“I made it all the way to my third week at Uni and I survived Freshers Week.”
I’m lucky to be living in the most social accommodation available at campus. I am one of 16 students sharing a flat together in one of the Towers, a high building reaching up 14 levels in pure 60s architecture at the University of Essex. We are a very diverse group of students, consisting of eight different nationalities, who share one big kitchen where we all hang out most of the time. Flatmates bring friends from outside, who sooner or later become a natural part of the family as well. Around the long kitchen table we gather for heated discussions, drinking games (an important part of freshers week in the UK) and group studies.
The first weeks of university have mostly evolved round becoming familiar with how life at campus works. The University of Essex is located a bit outside the city of Colchester, its campus surrounded by the beautiful English countryside. The university has been welcoming students from England and from all around the world since 1963 and about 40% of all students here are international. It offers diverse courses in the fields of humanities, science and health and social science.
Another fun fact is that the current Speaker of the House of Commons, John Bercow, pursued his degree in the very same department as I have enrolled in. I wonder what his freshers week was like! The fact is though, that statistics and previous scholars are mildly interesting, since in reality, the personal experience from university is the only thing that really matters. And I can tell you, so far it feels great!
” Flatmates bring friends from outside, who sooner or later become a natural part of the family as well.”
The local student pub is the SU Bar, and is a hub for all freshers weeks in the uk. It is open from early to late, where students gather for karaoke or to chill out with friends over an afternoon coffee. There are also two clubs located on campus, but if you are keen to meet new people in a more chilled setting, joining a society that interests you is key. I have been very lucky with my flatmates whom I truly enjoy hanging out with, but the people from the basketball team and the public speaking society have contributed with their fair share of good friendships as well.

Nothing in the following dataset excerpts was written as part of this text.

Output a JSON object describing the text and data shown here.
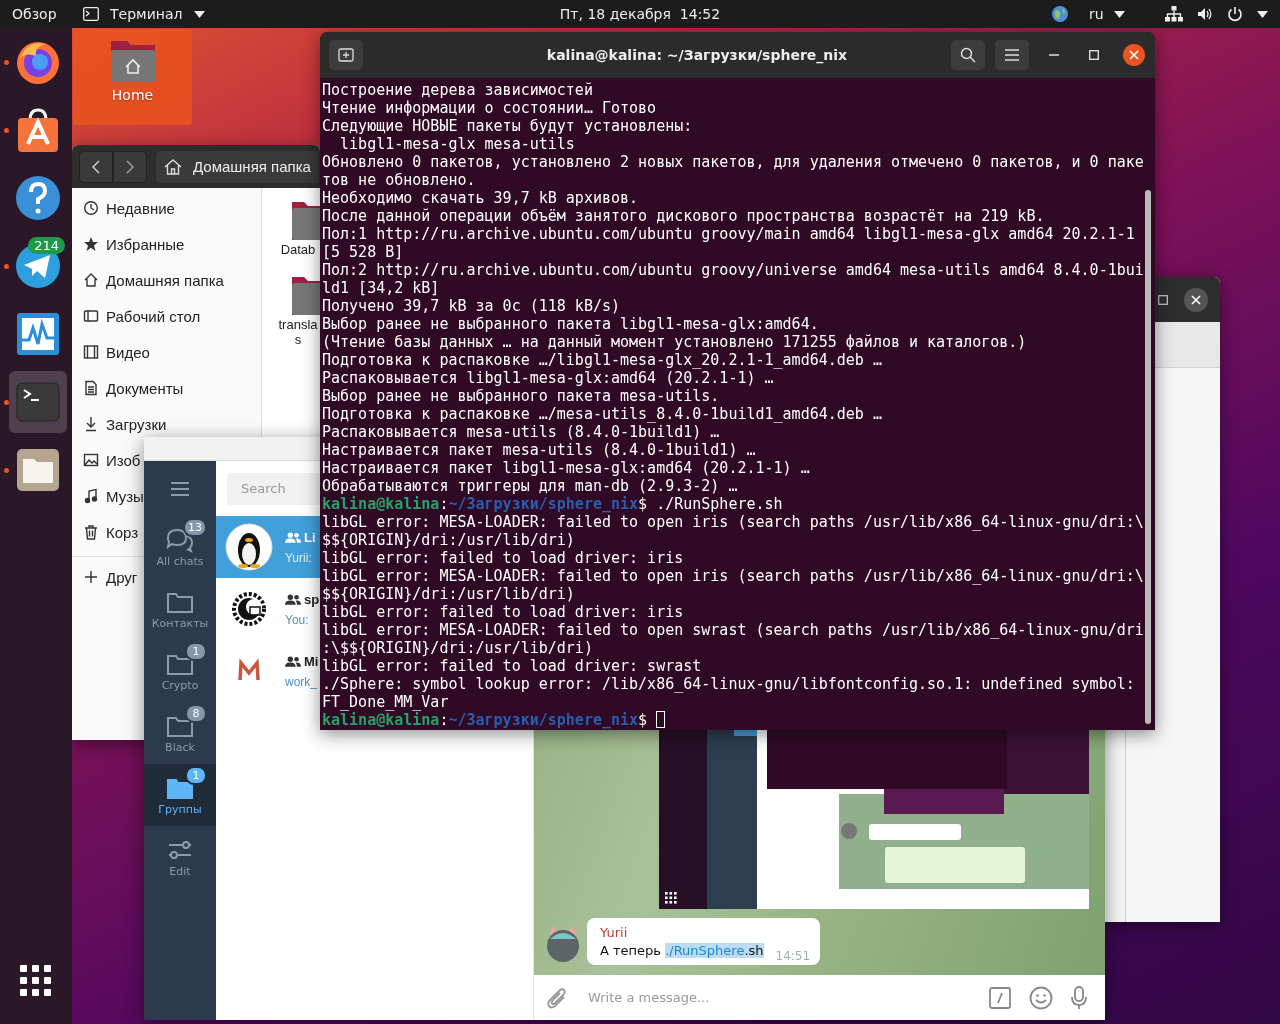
{
  "top_bar": {
    "activities": "Обзор",
    "app_menu": "Терминал",
    "clock": "Пт, 18 декабря  14:52",
    "keyboard_layout": "ru"
  },
  "dock": {
    "apps": [
      {
        "kind": "firefox",
        "running": true,
        "selected": false
      },
      {
        "kind": "software",
        "running": true,
        "selected": false
      },
      {
        "kind": "help",
        "running": false,
        "selected": false
      },
      {
        "kind": "telegram",
        "running": true,
        "selected": false,
        "badge": "214"
      },
      {
        "kind": "monitor",
        "running": false,
        "selected": false
      },
      {
        "kind": "terminal",
        "running": true,
        "selected": true
      },
      {
        "kind": "files",
        "running": true,
        "selected": false
      }
    ]
  },
  "desktop_icons": [
    {
      "label": "Home",
      "selected": true
    }
  ],
  "files_window": {
    "path": "Домашняя папка",
    "sidebar": [
      {
        "kind": "recent",
        "label": "Недавние"
      },
      {
        "kind": "starred",
        "label": "Избранные"
      },
      {
        "kind": "home",
        "label": "Домашняя папка"
      },
      {
        "kind": "desktop",
        "label": "Рабочий стол"
      },
      {
        "kind": "video",
        "label": "Видео"
      },
      {
        "kind": "documents",
        "label": "Документы"
      },
      {
        "kind": "downloads",
        "label": "Загрузки"
      },
      {
        "kind": "pictures",
        "label": "Изоб"
      },
      {
        "kind": "music",
        "label": "Музы"
      },
      {
        "kind": "trash",
        "label": "Корз"
      },
      {
        "kind": "other",
        "label": "Друг"
      }
    ],
    "folders": [
      {
        "lines": [
          "Datab"
        ]
      },
      {
        "lines": [
          "transla",
          "s"
        ]
      }
    ]
  },
  "terminal": {
    "title": "kalina@kalina: ~/Загрузки/sphere_nix",
    "lines": [
      {
        "kind": "output",
        "text": "Построение дерева зависимостей"
      },
      {
        "kind": "output",
        "text": "Чтение информации о состоянии… Готово"
      },
      {
        "kind": "output",
        "text": "Следующие НОВЫЕ пакеты будут установлены:"
      },
      {
        "kind": "output",
        "text": "  libgl1-mesa-glx mesa-utils"
      },
      {
        "kind": "output",
        "text": "Обновлено 0 пакетов, установлено 2 новых пакетов, для удаления отмечено 0 пакетов, и 0 паке"
      },
      {
        "kind": "output",
        "text": "тов не обновлено."
      },
      {
        "kind": "output",
        "text": "Необходимо скачать 39,7 kB архивов."
      },
      {
        "kind": "output",
        "text": "После данной операции объём занятого дискового пространства возрастёт на 219 kB."
      },
      {
        "kind": "output",
        "text": "Пол:1 http://ru.archive.ubuntu.com/ubuntu groovy/main amd64 libgl1-mesa-glx amd64 20.2.1-1"
      },
      {
        "kind": "output",
        "text": "[5 528 B]"
      },
      {
        "kind": "output",
        "text": "Пол:2 http://ru.archive.ubuntu.com/ubuntu groovy/universe amd64 mesa-utils amd64 8.4.0-1bui"
      },
      {
        "kind": "output",
        "text": "ld1 [34,2 kB]"
      },
      {
        "kind": "output",
        "text": "Получено 39,7 kB за 0с (118 kB/s)"
      },
      {
        "kind": "output",
        "text": "Выбор ранее не выбранного пакета libgl1-mesa-glx:amd64."
      },
      {
        "kind": "output",
        "text": "(Чтение базы данных … на данный момент установлено 171255 файлов и каталогов.)"
      },
      {
        "kind": "output",
        "text": "Подготовка к распаковке …/libgl1-mesa-glx_20.2.1-1_amd64.deb …"
      },
      {
        "kind": "output",
        "text": "Распаковывается libgl1-mesa-glx:amd64 (20.2.1-1) …"
      },
      {
        "kind": "output",
        "text": "Выбор ранее не выбранного пакета mesa-utils."
      },
      {
        "kind": "output",
        "text": "Подготовка к распаковке …/mesa-utils_8.4.0-1build1_amd64.deb …"
      },
      {
        "kind": "output",
        "text": "Распаковывается mesa-utils (8.4.0-1build1) …"
      },
      {
        "kind": "output",
        "text": "Настраивается пакет mesa-utils (8.4.0-1build1) …"
      },
      {
        "kind": "output",
        "text": "Настраивается пакет libgl1-mesa-glx:amd64 (20.2.1-1) …"
      },
      {
        "kind": "output",
        "text": "Обрабатываются триггеры для man-db (2.9.3-2) …"
      },
      {
        "kind": "prompt",
        "user": "kalina@kalina",
        "sep": ":",
        "path": "~/Загрузки/sphere_nix",
        "sigil": "$",
        "command": " ./RunSphere.sh",
        "cursor": false
      },
      {
        "kind": "output",
        "text": "libGL error: MESA-LOADER: failed to open iris (search paths /usr/lib/x86_64-linux-gnu/dri:\\"
      },
      {
        "kind": "output",
        "text": "$${ORIGIN}/dri:/usr/lib/dri)"
      },
      {
        "kind": "output",
        "text": "libGL error: failed to load driver: iris"
      },
      {
        "kind": "output",
        "text": "libGL error: MESA-LOADER: failed to open iris (search paths /usr/lib/x86_64-linux-gnu/dri:\\"
      },
      {
        "kind": "output",
        "text": "$${ORIGIN}/dri:/usr/lib/dri)"
      },
      {
        "kind": "output",
        "text": "libGL error: failed to load driver: iris"
      },
      {
        "kind": "output",
        "text": "libGL error: MESA-LOADER: failed to open swrast (search paths /usr/lib/x86_64-linux-gnu/dri"
      },
      {
        "kind": "output",
        "text": ":\\$${ORIGIN}/dri:/usr/lib/dri)"
      },
      {
        "kind": "output",
        "text": "libGL error: failed to load driver: swrast"
      },
      {
        "kind": "output",
        "text": "./Sphere: symbol lookup error: /lib/x86_64-linux-gnu/libfontconfig.so.1: undefined symbol:"
      },
      {
        "kind": "output",
        "text": "FT_Done_MM_Var"
      },
      {
        "kind": "prompt",
        "user": "kalina@kalina",
        "sep": ":",
        "path": "~/Загрузки/sphere_nix",
        "sigil": "$",
        "cursor": true
      }
    ]
  },
  "telegram": {
    "search": {
      "placeholder": "Search"
    },
    "folders": [
      {
        "kind": "chats",
        "label": "All chats",
        "badge": "13",
        "selected": false
      },
      {
        "kind": "folder",
        "label": "Контакты",
        "selected": false
      },
      {
        "kind": "folder",
        "label": "Crypto",
        "badge": "1",
        "selected": false
      },
      {
        "kind": "folder",
        "label": "Black",
        "badge": "8",
        "selected": false
      },
      {
        "kind": "folder",
        "label": "Группы",
        "badge": "1",
        "selected": true
      },
      {
        "kind": "edit",
        "label": "Edit",
        "selected": false
      }
    ],
    "chats": [
      {
        "kind": "penguin",
        "title": "Li",
        "preview": "Yurii:",
        "selected": true
      },
      {
        "kind": "sun",
        "title": "sp",
        "preview": "You:",
        "selected": false
      },
      {
        "kind": "letter_m",
        "title": "Mi",
        "preview": "work_",
        "selected": false
      }
    ],
    "messages": [
      {
        "kind": "picture"
      },
      {
        "kind": "text",
        "author": "Yurii",
        "text": "А теперь",
        "link": "./RunSphere",
        "rest": ".sh",
        "time": "14:51",
        "highlighted": true
      }
    ],
    "composer": {
      "placeholder": "Write a message..."
    }
  }
}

When it comes to the academic part of student life, the transition to studies full time has felt both intriguing and intimidating. I have gone from working at an office with regular working hours daily to being fully in charge of my own schedule, with the increased responsibility that follows. In conversations with fellow students, I realise that I am one of few who has taken a couple of gap years after my time in school. This results in meeting second-year students who are younger than me, which truthfully feels a bit strange.
“It’s baffling how a new place can feel like home so quickly”
The adjustment to my new life in England has so far taught me to look in the wrong direction when passing the street, familiarise myself with English slang and learn how people spread jam and clotted cream on their scones differently, depending on the region they’re from. The absurd yet beautiful things you learn when facing a new culture, truly enriches your life, although it might seem strange at first. This is why I strongly advise anyone considering studies abroad to take the step and apply. It will not only benefit your success in your future career, but it will also provide you with a slightly more accurate image of the world. It’s baffling how a new place can feel like home so quickly and I couldn’t be happier that I made the decision to come here to Essex!